Column Parser allows writing a custom parser for a column in CSV data. 

What is Column Parser

When csvtojson walks through csv data, it converts value in a cell to something else. For example, if checkType is true, csvtojson will attempt to find a proper type parser according to the cell value. That is, if cell value is "5", a numberParser will be used and all value under that column will use the numberParser to transform data.


Built-in parsers

There are currently following built-in parser:


string: Convert value to string
number: Convert value to number
omit: omit the whole column


This will override types infered from checkType:true parameter. More built-in parsers will be added as requested in issues page.

Example:

/*csv string
column1,column2
hello,1234
*/
csv({
    colParser:{
        "column1":"omit",
        "column2":"string",
    },
    checkType:true
})
.fromString(csvString)
.subscribe((jsonObj)=>{
    //jsonObj: {column2:"1234"}
})


Custom parsers function

Sometimes, developers want to define custom parser. It is able to pass a function to specific column in colParser.

Example:

/*csv data
name, birthday
Joe, 1970-01-01
*/
csv({
    colParser:{
        "birthday":function(item, head, resultRow, row , colIdx){
            /*
                item - "1970-01-01"
                head - "birthday"
                resultRow - {name:"Joe"}
                row - ["Joe","1970-01-01"]
                colIdx - 1
            */
            return new Date(item);
        }
    }
})


Above example will convert birthday column into a js Date object.

the returned value will be used in result JSON object. returning undefined will not change result JSON object. 


Flat key column

It is also able to mark a column as flat:


/*csv string
person.comment,person.number
hello,1234
*/
csv({
    colParser:{
        "person.number":{
            flat:true,
            cellParser: "number" // string or a function 
        }
    }
})
.fromString(csvString)
.subscribe((jsonObj)=>{
    //jsonObj: {"person.number":1234,"person":{"comment":"hello"}}
})


Contribution

csvtojson follows github convention for contributions. Here are some steps:


Fork the repo to your github account
Checkout code from your github repo to your local machine.
Make code changes and dont forget add related tests.
Run npm test locally before pushing code back.
Create a Pull Request on github.
Code review and merge
Changes will be published to NPM within next version.
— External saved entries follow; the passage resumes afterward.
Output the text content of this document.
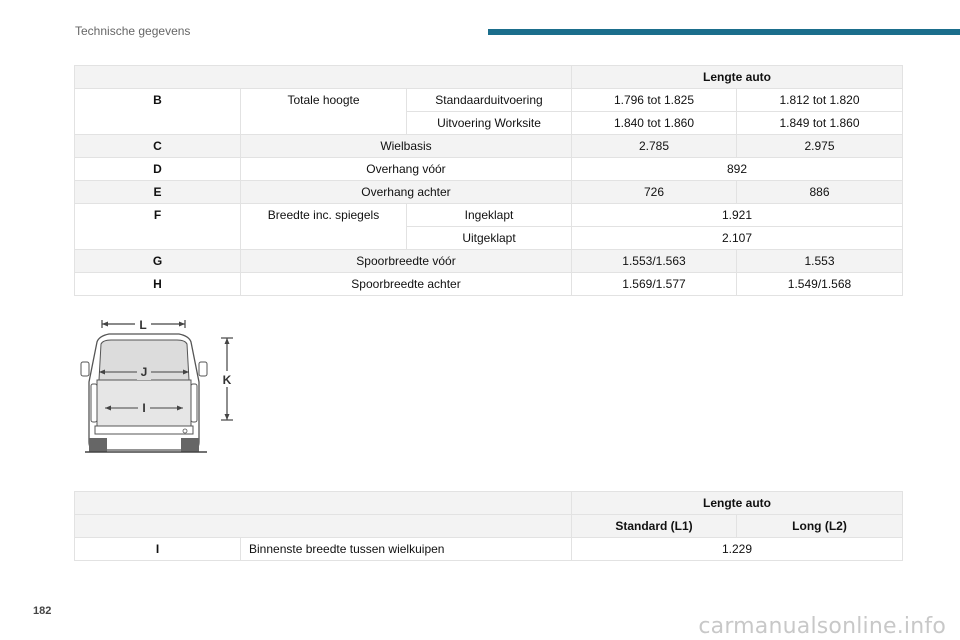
Technische gegevens
			Lengte auto	
B	Totale hoogte	Standaarduitvoering	1.796 tot 1.825	1.812 tot 1.820
		Uitvoering Worksite	1.840 tot 1.860	1.849 tot 1.860
C	Wielbasis		2.785	2.975
D	Overhang vóór		892	
E	Overhang achter		726	886
F	Breedte inc. spiegels	Ingeklapt	1.921	
		Uitgeklapt	2.107	
G	Spoorbreedte vóór		1.553/1.563	1.553
H	Spoorbreedte achter		1.569/1.577	1.549/1.568
L
J
I
K
		Lengte auto	
		Standard (L1)	Long (L2)
I	Binnenste breedte tussen wielkuipen	1.229	
182
carmanualsonline.info
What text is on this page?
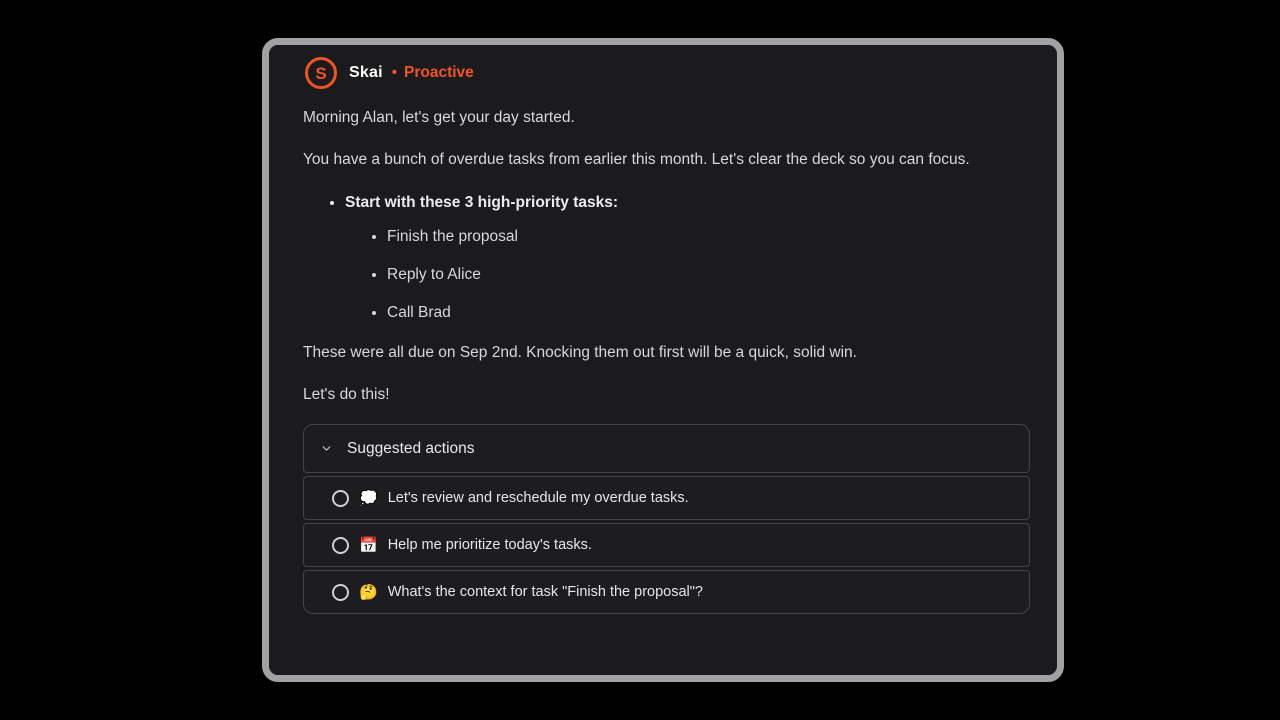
S Skai • Proactive

Morning Alan, let's get your day started.

You have a bunch of overdue tasks from earlier this month. Let's clear the deck so you can focus.

• Start with these 3 high-priority tasks:
• Finish the proposal
• Reply to Alice
• Call Brad

These were all due on Sep 2nd. Knocking them out first will be a quick, solid win.

Let's do this!

Suggested actions
💭 Let's review and reschedule my overdue tasks.
📅 Help me prioritize today's tasks.
🤔 What's the context for task "Finish the proposal"?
Thanks all the contributors


Change Log

##


1.1.7


add colParser parameter
fix bug that could cause utf-8 character broken


1.1.5


ignoreColumns and includeColumns now allow put in header names and indecies.
only include child_process when multi worker is needed.
allow fs.createReadStream options being passed in through fromFile function


1.1.4


[Breaking Change!!] default value of checkType is now false as it causes problems on some csv docs.
Added ignoreColumns and includeColumns features. #138


1.1.1


Fix bugs: preProcessLine is not emitted
Changed array definition in nested json structure to follow lodash set

Only use first line of csv body for type inference
added done event
added hooks section
removed parserMgr


1.1.0


Remove support of new Converter(true)

Optimised Performance
Added new APIs


Version 1.1.0 has added new features and optimised lib performance. It also introduced simpler APIs to use. Thus readme is re-written to adapt the preferred new APIs. The lib will support old APIs. To review the old readme please click here.


Performance Optimisation: V1.1.0 is 30%-50% faster
Better error tolerance
Simplified API (see below)


All changes are backward compatible.


1.0.2


supported ndjson format as per #113 and #87
issue: #120


1.0.0


Add Stream Options

Change version syntax to follow x.y.z


0.5.12


Added support for scientific notation number support (#100)
Added "off" option to quote parameter


0.5.4


Added new feature: accept special delimiter "auto" and array


0.5.2


Changed type separator from # to #!
Fixed bugs


0.5.0


Fixed some bugs
Performance improvement
Implicity type for numbers now use RegExp:/^{[-+]?[0-9]*.?[0-9]+$/.} Previously 00131 is a string now will be recognised as number type
If a column has no head, now it will use current column index as column name: 'field*'. previously parser uses a fixed index starting from 1. e.g. csv data: 'aa,bb,cc' with head 'a,b'. previously it will convert to {'a':'aa','b':'bb','field1':'cc'} and now it is {'a':'aa','b':'bb','field3':'cc'}


0.4.7


ignoreEmpty now ignores empty rows as well
optimised performance
added fromFile method


0.4.4


Add error handling for corrupted CSV data
Exposed "eol" param


0.4.3


Added header configuration
Refactored worker code
Number type field now returns 0 if parseFloat returns NaN with the value of the field. Previously it returns original value in string.


0.4.0


Added Multi-core CPU support to increase performance
Added "fork" option to delegate csv converting work to another process.
Refactoring general flow


0.3.21


Refactored Command Line Tool.
Added ignoreEmpty parameter.


0.3.18


Fixed double qoute parse as per CSV standard.


0.3.14


Added field type support
Fixed some minor bugs


0.3.8


Empowered built-in JSON parser.
Change: Use JSON parser as default parser.
Added parameter trim in constructor. default: true. trim will trim content spaces.


0.3.5


Added fromString method to support direct string input


0.3.4


Added more parameters to command line tool.


0.3.2


Added quote in parameter to support quoted column content containing delimiters
Changed row index starting from 0 instead of 1 when populated from record_parsed event


0.3


Removed all dependencies
Deprecated applyWebServer
Added construct parameter for Converter Class
Converter Class now works as a proper stream object